Economic Recovery On Hold Due To St Louis Home Loan Crisis


by Floyd Tapia


The doom and gloom of the housing market has left an indelible print in history as one of the worst economic times the United States has ever faced.

The record number of home defaults has definitely had a long-lasting negative impact on this housing market. It is surprising that certain St Louis home loan professionals still say a major rebound is on its way.

Current statistics show that more than 10 percent of homeowners have missed at least one mortgage payment in the first quarter of 2010 according to the Mortgage Bankers Association.

This has led to a new record high of defaults over a 90 day home loan payment history.

Numbers are saying that 3.7 percent of mortgage owners have now missed at least one payment due to this slow economic recovery.

With almost 8 percent of homeowners at risk of losing their home, this would now equate to about 4.5 million new foreclosures hitting the market.

And if any of the loan modification programs fail to help these consumers, their properties will go up for sale either as a foreclosure or a short sale.

Thus, a large number of St Louis mortgage loan consultants are predicting a double-dip recession partially due to home prices remaining low.

Again, many are predicting that home prices will fall about 5 percent and hit bottom in the spring of 2011.

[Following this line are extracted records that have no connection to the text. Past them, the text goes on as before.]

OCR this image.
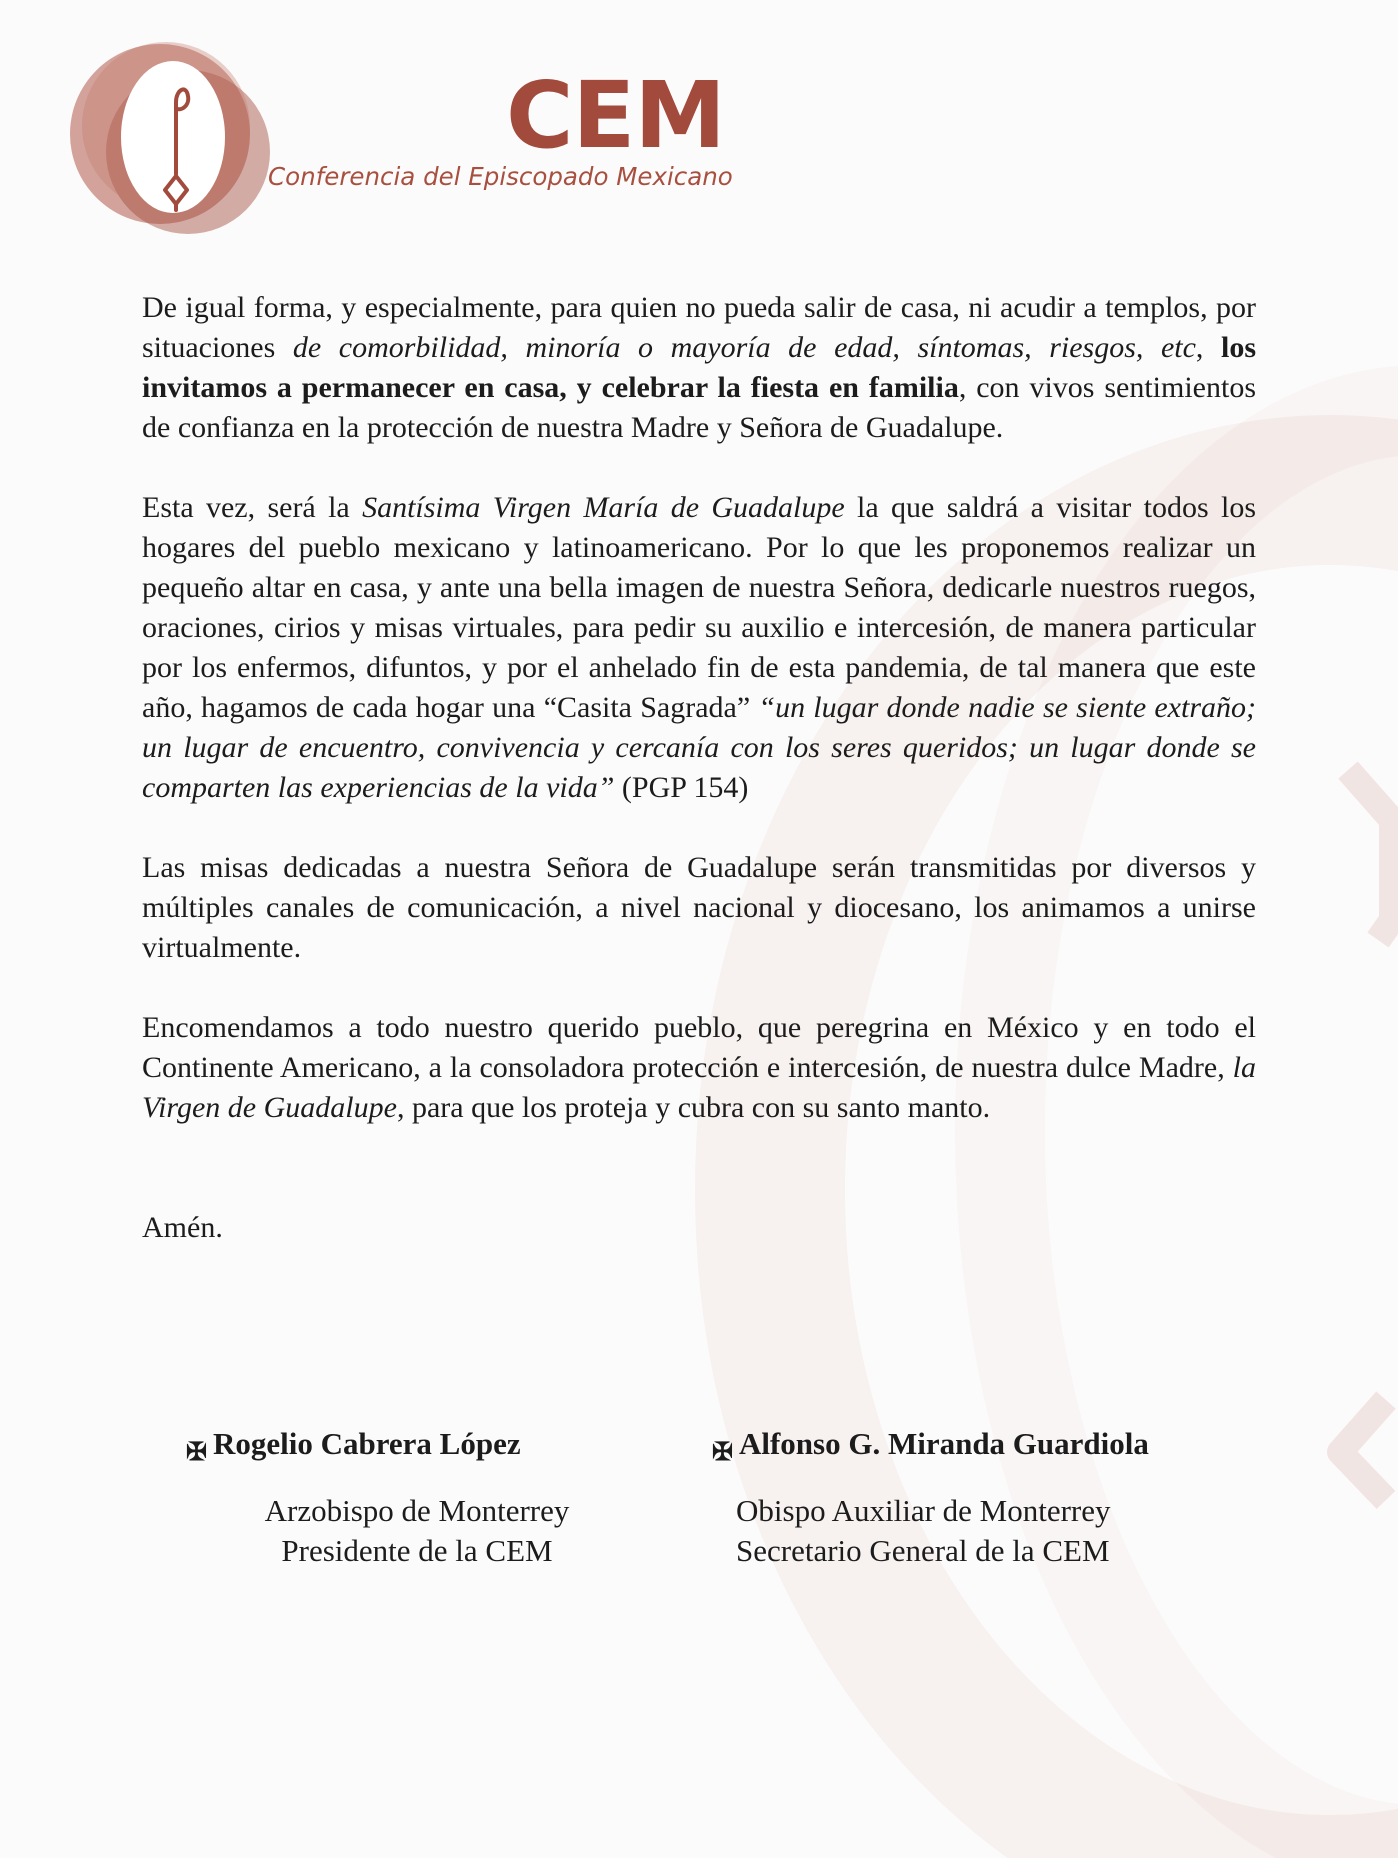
CEM
Conferencia del Episcopado Mexicano

De igual forma, y especialmente, para quien no pueda salir de casa, ni acudir a templos, por situaciones de comorbilidad, minoría o mayoría de edad, síntomas, riesgos, etc, los invitamos a permanecer en casa, y celebrar la fiesta en familia, con vivos sentimientos de confianza en la protección de nuestra Madre y Señora de Guadalupe.

Esta vez, será la Santísima Virgen María de Guadalupe la que saldrá a visitar todos los hogares del pueblo mexicano y latinoamericano. Por lo que les proponemos realizar un pequeño altar en casa, y ante una bella imagen de nuestra Señora, dedicarle nuestros ruegos, oraciones, cirios y misas virtuales, para pedir su auxilio e intercesión, de manera particular por los enfermos, difuntos, y por el anhelado fin de esta pandemia, de tal manera que este año, hagamos de cada hogar una “Casita Sagrada” “un lugar donde nadie se siente extraño; un lugar de encuentro, convivencia y cercanía con los seres queridos; un lugar donde se comparten las experiencias de la vida” (PGP 154)

Las misas dedicadas a nuestra Señora de Guadalupe serán transmitidas por diversos y múltiples canales de comunicación, a nivel nacional y diocesano, los animamos a unirse virtualmente.

Encomendamos a todo nuestro querido pueblo, que peregrina en México y en todo el Continente Americano, a la consoladora protección e intercesión, de nuestra dulce Madre, la Virgen de Guadalupe, para que los proteja y cubra con su santo manto.

Amén.

✠ Rogelio Cabrera López
Arzobispo de Monterrey
Presidente de la CEM
✠ Alfonso G. Miranda Guardiola
Obispo Auxiliar de Monterrey
Secretario General de la CEM
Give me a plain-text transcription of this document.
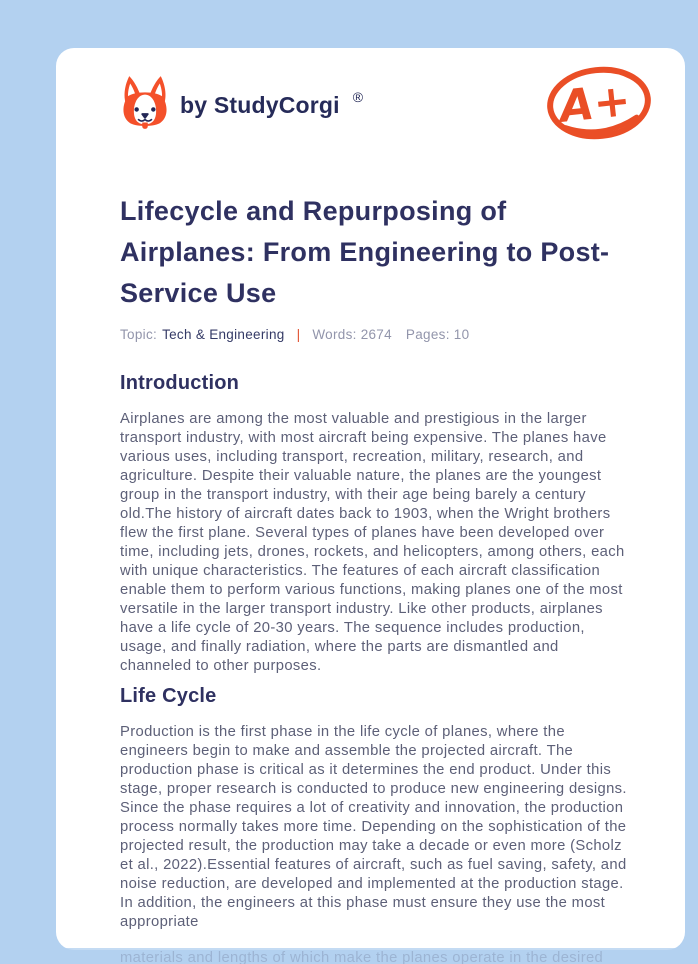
by StudyCorgi ®	A+
Lifecycle and Repurposing of Airplanes: From Engineering to Post-Service Use
Topic: Tech & Engineering | Words: 2674 Pages: 10
Introduction

Airplanes are among the most valuable and prestigious in the larger transport industry, with most aircraft being expensive. The planes have various uses, including transport, recreation, military, research, and agriculture. Despite their valuable nature, the planes are the youngest group in the transport industry, with their age being barely a century old.The history of aircraft dates back to 1903, when the Wright brothers flew the first plane. Several types of planes have been developed over time, including jets, drones, rockets, and helicopters, among others, each with unique characteristics. The features of each aircraft classification enable them to perform various functions, making planes one of the most versatile in the larger transport industry. Like other products, airplanes have a life cycle of 20-30 years. The sequence includes production, usage, and finally radiation, where the parts are dismantled and channeled to other purposes.

Life Cycle

Production is the first phase in the life cycle of planes, where the engineers begin to make and assemble the projected aircraft. The production phase is critical as it determines the end product. Under this stage, proper research is conducted to produce new engineering designs. Since the phase requires a lot of creativity and innovation, the production process normally takes more time. Depending on the sophistication of the projected result, the production may take a decade or even more (Scholz et al., 2022).Essential features of aircraft, such as fuel saving, safety, and noise reduction, are developed and implemented at the production stage. In addition, the engineers at this phase must ensure they use the most appropriate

Maybe the government got one thing right during this crisis. That was the Federal tax credits which boosted house sales this past spring and summer.

When this program ended, the Mortgage Bankers Association said mortgage applications dropped to their lowest level in over 13 years.

It's interesting to note that heating bills and holiday expenses normally push mortgage delinquencies higher near the end of the year which explains needed statistical adjustments due to seasonal factors.

Then when spring comes, most consumers seem to get caught up on their St Louis mortgage loans.

And with more than 4.8 percent of homeowners in foreclosure which is also a record high, it clearly shows that the Obama administration's $75 billion foreclosure prevention program isn't working.

Other bleak statistics that has kept this sinking economy from recovering has been unemployment and reduced incomes.

Another major problem that led to this lending snafu started with less than stellar lending standards.

But surprisingly, homeowners with good credit who took out conventional, fixed-rate loans are now becoming the fastest growing group of foreclosures.

Furthermore, the often misused adjustable rate mortgage (ARM) loans that kicked off the foreclosure crisis are now making up a smaller share of new foreclosures.

However, there was some encouraging news on the horizon. The number of homeowners starting to show early financial trouble is starting to go down. Let's hope this downward trend continues throughout 2011.